Państwowe fundusze celowe zostałyby pozbawione osobowości prawnej w artykule 17, który zastąpił odpowiedni artykuł 29. Podobnie jak poprzednio fundusz celowy będzie powoływany ustawowo. Fundusze celowe nie mogłyby zaciągać kredytów ani pożyczek. W zamierzeniu FGŚP ma być inkorporowany do Funduszu Pracy, który przejmie jego zadania. Ustawa nie precyzuje, co stanie się ze składką płaconą na oba fundusze, czy będzie ona sumą odpisów w dotychczasowej wysokości, czy też zasady jej odpisywania zostaną zmienione z uwagi na nadwyżki środków finansowych, którymi dysponują obecnie oba fundusze. ZUS i KRUS zostaną przekształcone w jednostki budżetowe. Oznacza to, że w ZUS będą obowiązywały zasady płacowe w państwowej sferze budżetowej. W KRUS likwidacji ulegnie fundusz motywacyjny.
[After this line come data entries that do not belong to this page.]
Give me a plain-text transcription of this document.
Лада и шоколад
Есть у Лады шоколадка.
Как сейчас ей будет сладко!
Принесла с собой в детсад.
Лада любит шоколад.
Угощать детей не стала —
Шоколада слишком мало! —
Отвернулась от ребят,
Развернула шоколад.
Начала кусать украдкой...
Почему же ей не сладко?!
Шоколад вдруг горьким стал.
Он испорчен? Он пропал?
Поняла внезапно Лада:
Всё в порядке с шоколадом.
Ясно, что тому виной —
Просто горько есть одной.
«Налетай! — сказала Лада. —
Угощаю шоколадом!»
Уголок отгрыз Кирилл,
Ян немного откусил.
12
Teoretycznie zatem, powinna zapanować tam większa dyscyplina płac.

Ocena włączenia ZUS do budżetu poprzez przekształcenie go w jednostkę budżetową jest jednak negatywna. Miałoby to sens, gdyby rzeczywiście można oczekiwać oszczędności w jego funkcjonowaniu. Są one raczej wątpliwe, bo firma ta jest zarządzana w sposób profesjonalny i wysokość kosztów jej prowadzenia w przeważającej mierze nie będzie zależała od formy organizacyjnej. Kiedy ZUS utraci osobowość prawną i stanie się jednostką budżetową, Rada Nadzorcza Zakładu utraci kompetencje decyzyjne, a zachowa jedynie funkcje opiniodawcze. Rada, dzięki swoim dotychczasowym kompetencjom przyznanym jej przez ustawę o systemie ubezpieczeń społecznych, miała odseparować ZUS od wpływu bieżącej polityki. Tymczasem nowa forma organizacyjna ZUS będzie prowadziła do osłabienia kontroli społecznej, groziła wyższym upolitycznieniem procesu decyzyjnego i doboru kadr według kryterium lojalności zamiast merytorycznego. ZUS powinien być instytucją, która jednoznacznie reprezentuje interesy ubezpieczonych w FUS. Niekiedy mogą stać one w sprzeczności z interesami państwa. Płace w ZUS będą kształtowane tak jak w sferze budżetowej, a to może utrudnić rekrutację i utrzymanie fachowców zwłaszcza w dziedzinie informatyki i finansów. Oszczędności mogą więc okazać się pozorne, gdyż ucierpi poziom obsługi klientów przez ZUS. Ponadto, upolitycznienie może prowadzić do przerostów zatrudnienia. Reasumując, koszty funkcjonowania ZUS po zmianie jego formy organizacyjnej ulegną raczej zwiększeniu niż zmniejszeniu. Czy przekształcenie ZUS w jednostkę budżetową nie może prowadzić do przejściowych kłopotów płynnością, jeżeli państwo zaniży dotacje do niego jak to bywało w przeszłości, kiedy ZUS był zmuszony zaciągać kredyty w imieniu FUS ? Należy podkreślić, że przedłożony projekt nie pozbawia FUS możliwości zaciągania kredytów na finansowanie wypłacanych świadczeń. W dalszym ciągu zatem budżet państwa będzie mógł próbować zaniżyć deficyt przez niższą dotację, gdyż FUS będzie miał prawo zaciągać kredyty, nic bowiem nie ulegnie zmianie w ustawie w zakresie Funduszu Ubezpieczeń Społecznych.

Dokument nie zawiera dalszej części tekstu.